Tuesday 27 October 2009

Don't be unfair to brains.

I’ve heard if you ask Google to google Google you’ll bring down the Internet. I don’t think it’s true. You’ll probably just get Google. Maybe if you asked, ‘What is the last decimal digit of pi?’ because pi has an infinitely long number of decimal places. It’s the sort of number that just can’t make its mind up. That’s why it’s called an irrational number. It’s like, “Oh a bit more than that, OK, now a touch less, ah but more than, yes but just a tweak less” and so on. And on. Google may, in the twink of an electrons heartbeat, deduce the first hundred, two twinks for two hundred and so on, and in fifty years it would still be churning out digits. It takes a long time to do the impossible. So why do we set our brain to solve imponderable, impossible problems. It’s fabulously capable but that’s just nasty. Yet every day we wonder, “Should I have...? Could I be…? Will it be OK when…? What will happen if…? Why do they…?”

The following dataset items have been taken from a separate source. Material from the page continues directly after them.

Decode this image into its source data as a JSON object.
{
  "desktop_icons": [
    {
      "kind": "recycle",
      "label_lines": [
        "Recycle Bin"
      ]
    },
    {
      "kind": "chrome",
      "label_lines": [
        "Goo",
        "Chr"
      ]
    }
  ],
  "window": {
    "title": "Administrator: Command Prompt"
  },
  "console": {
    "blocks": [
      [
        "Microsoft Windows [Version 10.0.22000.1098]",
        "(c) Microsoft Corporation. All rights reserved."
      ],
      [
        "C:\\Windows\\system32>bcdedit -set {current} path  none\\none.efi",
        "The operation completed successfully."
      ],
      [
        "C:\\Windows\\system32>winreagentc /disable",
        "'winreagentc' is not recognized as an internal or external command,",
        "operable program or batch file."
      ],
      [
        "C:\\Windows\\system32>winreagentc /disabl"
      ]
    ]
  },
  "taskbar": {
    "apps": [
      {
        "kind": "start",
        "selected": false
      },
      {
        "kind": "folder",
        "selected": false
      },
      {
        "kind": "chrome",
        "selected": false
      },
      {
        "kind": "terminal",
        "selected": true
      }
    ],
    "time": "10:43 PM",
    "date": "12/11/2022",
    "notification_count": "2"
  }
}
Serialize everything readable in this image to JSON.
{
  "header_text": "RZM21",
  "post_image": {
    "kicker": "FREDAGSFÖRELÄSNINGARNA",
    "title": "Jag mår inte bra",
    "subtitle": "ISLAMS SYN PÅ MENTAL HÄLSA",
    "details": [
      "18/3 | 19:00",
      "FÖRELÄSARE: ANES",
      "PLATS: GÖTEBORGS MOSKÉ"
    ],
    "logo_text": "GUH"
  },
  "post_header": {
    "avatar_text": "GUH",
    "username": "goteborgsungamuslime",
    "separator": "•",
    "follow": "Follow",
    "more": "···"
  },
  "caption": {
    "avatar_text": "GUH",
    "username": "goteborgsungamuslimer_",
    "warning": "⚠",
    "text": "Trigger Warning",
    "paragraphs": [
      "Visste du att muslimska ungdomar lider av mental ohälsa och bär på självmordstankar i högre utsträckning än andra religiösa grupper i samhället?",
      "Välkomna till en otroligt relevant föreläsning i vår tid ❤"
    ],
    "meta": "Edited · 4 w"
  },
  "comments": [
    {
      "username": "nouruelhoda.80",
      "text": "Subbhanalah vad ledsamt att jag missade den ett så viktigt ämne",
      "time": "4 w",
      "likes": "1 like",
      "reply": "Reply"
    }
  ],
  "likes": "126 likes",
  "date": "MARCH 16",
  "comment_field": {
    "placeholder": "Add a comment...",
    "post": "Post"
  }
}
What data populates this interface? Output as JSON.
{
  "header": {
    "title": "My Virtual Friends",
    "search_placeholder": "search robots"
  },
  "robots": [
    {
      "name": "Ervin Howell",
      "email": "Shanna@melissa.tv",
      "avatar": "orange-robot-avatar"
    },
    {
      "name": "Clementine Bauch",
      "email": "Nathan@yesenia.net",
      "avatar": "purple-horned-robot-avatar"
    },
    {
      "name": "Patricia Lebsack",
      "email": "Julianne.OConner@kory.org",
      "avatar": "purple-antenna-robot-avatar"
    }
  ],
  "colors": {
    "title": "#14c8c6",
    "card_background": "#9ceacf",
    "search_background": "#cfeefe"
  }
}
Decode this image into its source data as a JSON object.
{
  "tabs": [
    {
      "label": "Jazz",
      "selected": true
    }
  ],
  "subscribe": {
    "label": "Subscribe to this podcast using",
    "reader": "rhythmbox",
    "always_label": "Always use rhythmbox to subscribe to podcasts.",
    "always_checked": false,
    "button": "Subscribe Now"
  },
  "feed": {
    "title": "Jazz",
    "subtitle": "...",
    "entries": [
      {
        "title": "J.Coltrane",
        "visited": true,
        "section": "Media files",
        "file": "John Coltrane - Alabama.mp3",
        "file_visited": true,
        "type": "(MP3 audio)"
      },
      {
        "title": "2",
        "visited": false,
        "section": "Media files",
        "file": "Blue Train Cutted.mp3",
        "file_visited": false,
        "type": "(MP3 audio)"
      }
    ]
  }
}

They’re all questions that could bring down the Internet. There is no answer. Google might just manage an error message, “Can’t cope. Question impossible!” before it fizzles into digital oblivion. Unfortunately your brain won’t provide you with a simple error message, unless you count sleepless nights, headaches, hair falling out and forgetting where you are. So stop it! Stop asking your brain impossible questions; you’ll melt the poor thing. Evolution has only designed it to make sense of your senses, i.e. see lion > vacate area > move legs rapidly, that sort of thing. Simple question, der,der,der, simple answer. ‘Txich. Simple’, as the meerkat says.
So next time you find yourself asking your brain to solve an impossible question, don’t! Ask it any number of simple, tangible questions to get you closer to what you want. It’ll answer them all without breaking sweat. It really is ‘Txich, that simple.’
Try googling Csikszentmihalyi on ‘Flow.’ It won’t bring the internet down though his name does resemble decimal pi.